Auch wenn in Deutschland erstellte Arbeitsunfähigkeitsbescheinigungen die Regel sind, kommt es in der Praxis immer wieder vor, dass Arbeitnehmer ihren Arbeitgebern Arbeitsunfähigkeitsbescheinigungen von im Ausland praktizierenden Ärzten vorlegen. Dies geschieht häufig in Zusammenhang mit einem Urlaubsaufenthalt der Arbeitnehmer. Das BAG hat in einem aktuellen Fall mit Bezug zum Nicht-EU-Ausland entschieden, welche Grundsätze für die Behandlung solcher Bescheinigungen gelten.

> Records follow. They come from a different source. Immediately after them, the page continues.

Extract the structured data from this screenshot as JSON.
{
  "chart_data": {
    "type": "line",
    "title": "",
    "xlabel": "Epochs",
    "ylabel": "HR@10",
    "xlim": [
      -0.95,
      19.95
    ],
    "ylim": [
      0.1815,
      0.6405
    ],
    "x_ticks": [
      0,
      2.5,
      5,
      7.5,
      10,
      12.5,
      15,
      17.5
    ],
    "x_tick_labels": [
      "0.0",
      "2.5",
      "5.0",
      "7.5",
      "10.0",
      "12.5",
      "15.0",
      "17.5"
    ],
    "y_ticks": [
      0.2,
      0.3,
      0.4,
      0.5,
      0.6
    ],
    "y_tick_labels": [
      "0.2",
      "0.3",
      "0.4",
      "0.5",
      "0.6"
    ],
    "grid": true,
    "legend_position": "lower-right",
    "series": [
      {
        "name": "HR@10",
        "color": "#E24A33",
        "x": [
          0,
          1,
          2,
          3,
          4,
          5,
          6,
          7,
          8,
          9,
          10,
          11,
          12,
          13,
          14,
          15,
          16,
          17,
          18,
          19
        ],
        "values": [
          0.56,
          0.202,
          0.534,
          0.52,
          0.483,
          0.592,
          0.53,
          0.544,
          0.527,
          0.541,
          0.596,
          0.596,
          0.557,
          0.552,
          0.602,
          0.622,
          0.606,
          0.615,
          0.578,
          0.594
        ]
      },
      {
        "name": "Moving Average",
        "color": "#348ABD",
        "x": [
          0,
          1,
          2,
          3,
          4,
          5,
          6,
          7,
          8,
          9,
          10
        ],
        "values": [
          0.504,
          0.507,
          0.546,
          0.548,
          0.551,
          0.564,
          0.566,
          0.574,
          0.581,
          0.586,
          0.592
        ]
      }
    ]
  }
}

Wiederholung: Grundsätze für in Deutschland erstellte Bescheinigungen

Einer in Deutschland erstellten Arbeitsunfähigkeitsbescheinigung kommt bekanntlich ein hoher Beweiswert zu. Normalerweise kann der Beweis, dass die Voraussetzungen des Anspruchs auf Entgeltfortzahlung im Krankheitsfall gegeben sind, als erbracht angesehen werden, wenn der Arbeitnehmer eine ordnungsgemäß ausgestellte Arbeitsunfähigkeitsbescheinigung vorlegt bzw. der Arbeitgeber diese elektronisch abruft. Weitere Angaben muss der Arbeitnehmer nicht machen.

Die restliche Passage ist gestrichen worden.